The OP-FTIR has proven to be a valuable tool in quantifying pollutants emitted in the urban environment, in particular NH₃, which can be difficult to measure. The simultaneous measurement of NH₃, CO and CO₂, at high temporal resolution and precision, over close to 12 months has provided the opportunity to compare emission at timescales of a day to a week and summer versus winter. For future work the instrument measurement precision could be improved further with modifications to the instruments beam expander and retroreflectors configuration.

The ratio of NH₃:CO was used as a tracer for vehicle NH₃ emissions while NO_x:CO was used as a tracer for diesel emission. The comparison of the two ratios provides a measure of relative emissions from petrol and diesel vehicles, while the relative levels of NH₃, NO_x and SO₂ provided data on the limitations to the formation of inorganic particulate matter. Emission estimates have been compared with the GMR2008 inventory.

NH₃ levels varied from 1 to 20 ppbv, CO from 45 to 2000 ppbv and NO_x from 1 to 300 ppbv and were higher during the winter than summer. SO₂ varied from 0 to 6 ppbv and was similar for both seasons. Based on these measurements, for the formation of (NH4)₂SO₄ particulate matter, NH₃ was in excess and SO₂ was the limiting precursor. For the formation of NH₄NO₃ particulate matter, NH₃ was the limiting reagent with NH₃:NO_x typically ~0.3 This suggests any increase in NH₃ vehicle emissions, resulting from an increased efficiency of vehicle 3-way catalytic converters with a decreased fuel sulphur content, has the potential to increase the formation of inorganic NH₄NO₃. However the environmental factors influencing NH₄NO₃ formation are complex and the extent of NH₄NO₃ formation can be difficult to predict.

The ratio NH₃:CO, relating NH₃ production to combustion in vehicles, ranged between 0.0066 and 0.0219 ppbv/ppbv, with lower values measured during the winter evenings and into the early mornings. These low values were most likely due to domestic wood heaters providing an additional source of CO. NH₃:CO molar ratio was greatest during the peak traffic hours, higher during the pm peak traffic than the am and higher on weekends than weekdays. In contrast NO_x:CO was higher during the am than the pm peak traffic hours and higher during the week than on weekends, indicating the differences in the morning and evening ratios were driven by the relative number of diesel to petrol vehicles on the surrounding roads. From vehicle numbers on the nearby motorway there were 50% less heavy vehicles during the pm than am peak traffic hours and 60–75% fewer heavy vehicles on the roads during weekends compared to weekdays.

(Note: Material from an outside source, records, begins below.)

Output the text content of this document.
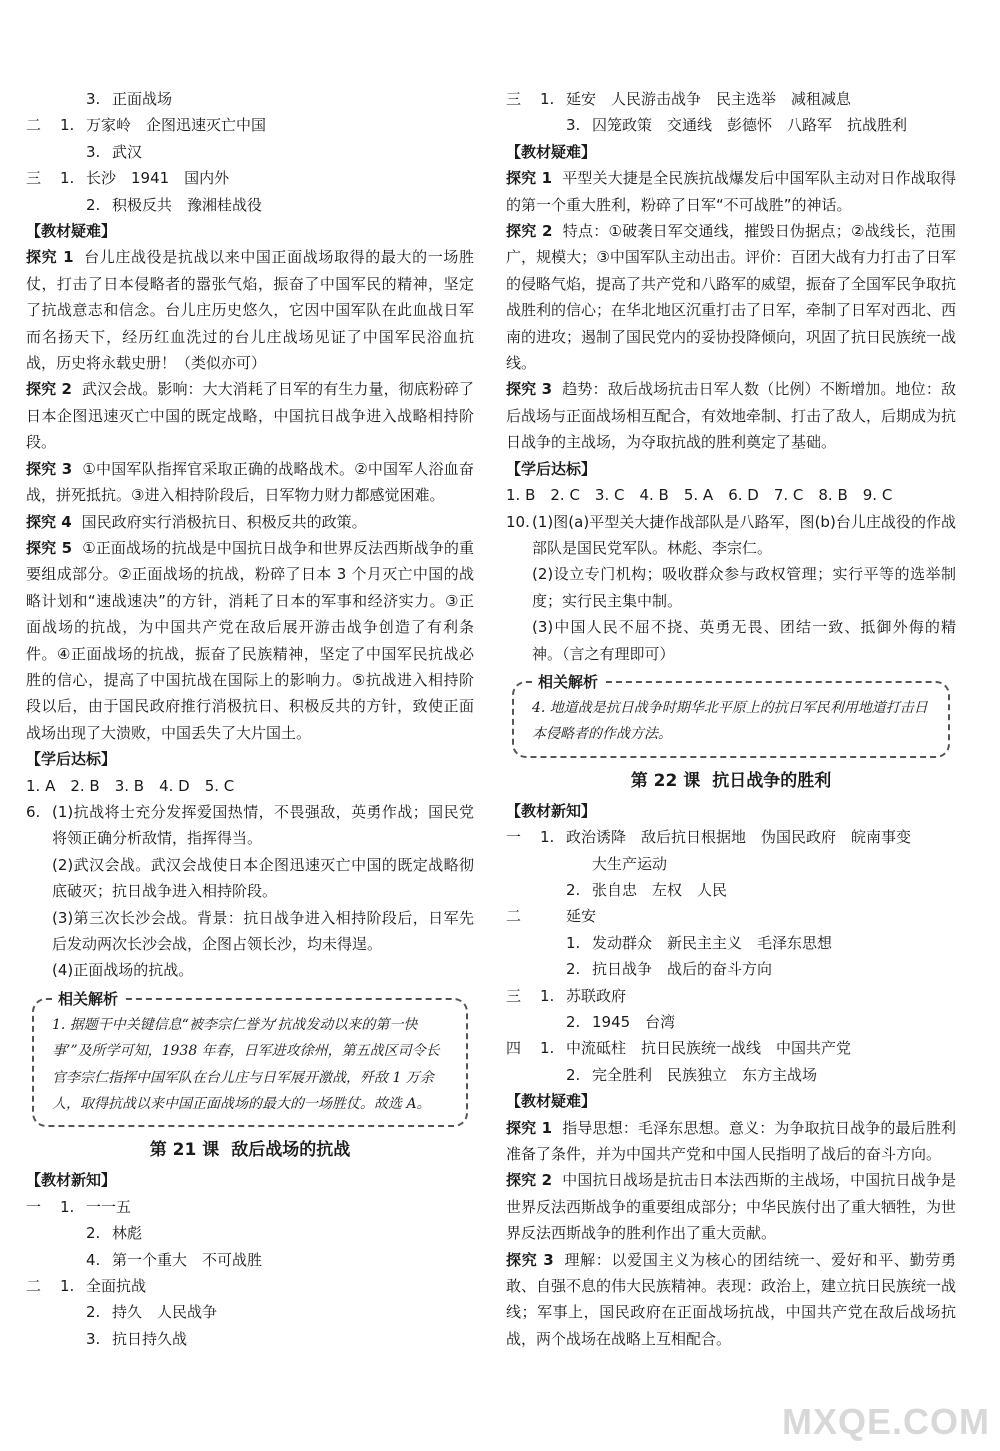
3. 正面战场
二 1. 万家岭　企图迅速灭亡中国
3. 武汉
三 1. 长沙　1941　国内外
2. 积极反共　豫湘桂战役
【教材疑难】
探究 1 台儿庄战役是抗战以来中国正面战场取得的最大的一场胜仗，打击了日本侵略者的嚣张气焰，振奋了中国军民的精神，坚定了抗战意志和信念。台儿庄历史悠久，它因中国军队在此血战日军而名扬天下，经历红血洗过的台儿庄战场见证了中国军民浴血抗战，历史将永载史册！（类似亦可）
探究 2 武汉会战。影响：大大消耗了日军的有生力量，彻底粉碎了日本企图迅速灭亡中国的既定战略，中国抗日战争进入战略相持阶段。
探究 3 ①中国军队指挥官采取正确的战略战术。②中国军人浴血奋战，拼死抵抗。③进入相持阶段后，日军物力财力都感觉困难。
探究 4 国民政府实行消极抗日、积极反共的政策。
探究 5 ①正面战场的抗战是中国抗日战争和世界反法西斯战争的重要组成部分。②正面战场的抗战，粉碎了日本 3 个月灭亡中国的战略计划和“速战速决”的方针，消耗了日本的军事和经济实力。③正面战场的抗战，为中国共产党在敌后展开游击战争创造了有利条件。④正面战场的抗战，振奋了民族精神，坚定了中国军民抗战必胜的信心，提高了中国抗战在国际上的影响力。⑤抗战进入相持阶段以后，由于国民政府推行消极抗日、积极反共的方针，致使正面战场出现了大溃败，中国丢失了大片国土。
【学后达标】
1. A　2. B　3. B　4. D　5. C
6. (1)抗战将士充分发挥爱国热情，不畏强敌，英勇作战；国民党将领正确分析敌情，指挥得当。
(2)武汉会战。武汉会战使日本企图迅速灭亡中国的既定战略彻底破灭；抗日战争进入相持阶段。
(3)第三次长沙会战。背景：抗日战争进入相持阶段后，日军先后发动两次长沙会战，企图占领长沙，均未得逞。
(4)正面战场的抗战。
相关解析
1. 据题干中关键信息“被李宗仁誉为‘抗战发动以来的第一快事’”及所学可知，1938 年春，日军进攻徐州，第五战区司令长官李宗仁指挥中国军队在台儿庄与日军展开激战，歼敌 1 万余人，取得抗战以来中国正面战场的最大的一场胜仗。故选 A。
第 21 课 敌后战场的抗战
【教材新知】
一 1. 一一五
2. 林彪
4. 第一个重大　不可战胜
二 1. 全面抗战
2. 持久　人民战争
3. 抗日持久战
三 1. 延安　人民游击战争　民主选举　减租减息
3. 囚笼政策　交通线　彭德怀　八路军　抗战胜利
【教材疑难】
探究 1 平型关大捷是全民族抗战爆发后中国军队主动对日作战取得的第一个重大胜利，粉碎了日军“不可战胜”的神话。
探究 2 特点：①破袭日军交通线，摧毁日伪据点；②战线长，范围广，规模大；③中国军队主动出击。评价：百团大战有力打击了日军的侵略气焰，提高了共产党和八路军的威望，振奋了全国军民争取抗战胜利的信心；在华北地区沉重打击了日军，牵制了日军对西北、西南的进攻；遏制了国民党内的妥协投降倾向，巩固了抗日民族统一战线。
探究 3 趋势：敌后战场抗击日军人数（比例）不断增加。地位：敌后战场与正面战场相互配合，有效地牵制、打击了敌人，后期成为抗日战争的主战场，为夺取抗战的胜利奠定了基础。
【学后达标】
1. B　2. C　3. C　4. B　5. A　6. D　7. C　8. B　9. C
10. (1)图(a)平型关大捷作战部队是八路军，图(b)台儿庄战役的作战部队是国民党军队。林彪、李宗仁。
(2)设立专门机构；吸收群众参与政权管理；实行平等的选举制度；实行民主集中制。
(3)中国人民不屈不挠、英勇无畏、团结一致、抵御外侮的精神。（言之有理即可）
相关解析
4. 地道战是抗日战争时期华北平原上的抗日军民利用地道打击日本侵略者的作战方法。
第 22 课 抗日战争的胜利
【教材新知】
一 1. 政治诱降　敌后抗日根据地　伪国民政府　皖南事变
大生产运动
2. 张自忠　左权　人民
二	延安
1. 发动群众　新民主主义　毛泽东思想
2. 抗日战争　战后的奋斗方向
三 1. 苏联政府
2. 1945　台湾
四 1. 中流砥柱　抗日民族统一战线　中国共产党
2. 完全胜利　民族独立　东方主战场
【教材疑难】
探究 1 指导思想：毛泽东思想。意义：为争取抗日战争的最后胜利准备了条件，并为中国共产党和中国人民指明了战后的奋斗方向。
探究 2 中国抗日战场是抗击日本法西斯的主战场，中国抗日战争是世界反法西斯战争的重要组成部分；中华民族付出了重大牺牲，为世界反法西斯战争的胜利作出了重大贡献。
探究 3 理解：以爱国主义为核心的团结统一、爱好和平、勤劳勇敢、自强不息的伟大民族精神。表现：政治上，建立抗日民族统一战线；军事上，国民政府在正面战场抗战，中国共产党在敌后战场抗战，两个战场在战略上互相配合。
MXQE.COM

The GMR2008 predicted NH₃:CO emissions ratio for petrol vehicles for 2017 is 0.0153 ± 0.008 which is significantly lower than NH₃:CO measured in this study (0.022) during the afternoon peak traffic times, when emissions were dominated by petrol vehicles. The NO_x:CO measured here was similar to the GMR2008 predicted emissions ratio. This suggests the GMR2008 emissions inventory may underestimate NH₃ vehicle emissions predicted for 2017. Inventory vehicle emission estimates are often based on test-bed emission measurements which have been shown to underestimate vehicle emissions under stop-start, uphill or aggressive motorway driving conditions. The average age of passenger vehicles in the area from the registration records is 10 years. Improvements in 3-way catalytic converter technology may have resulted in greater efficiency in reducing NO_x with a subsequent increase in NH₃ production.

This work contributes near-continuous data on emissions from motor vehicles that encompasses summer and winter environmental conditions with high temporal resolution and high precision. But it still only represents one location in one Australian city. It is hoped to expand this research and in particular to understand the influence on vehicle emissions with changing sulphur content in fuel. Machine learning is increasingly employed in tasks that require the detection of complex patterns, such as image analysis and in commerce. As the science develops, it can be expected that in the future, it will be able to address highly dimensional problem of predicting atmospheric circulation and pollution. Comprehensive data will contribute to this.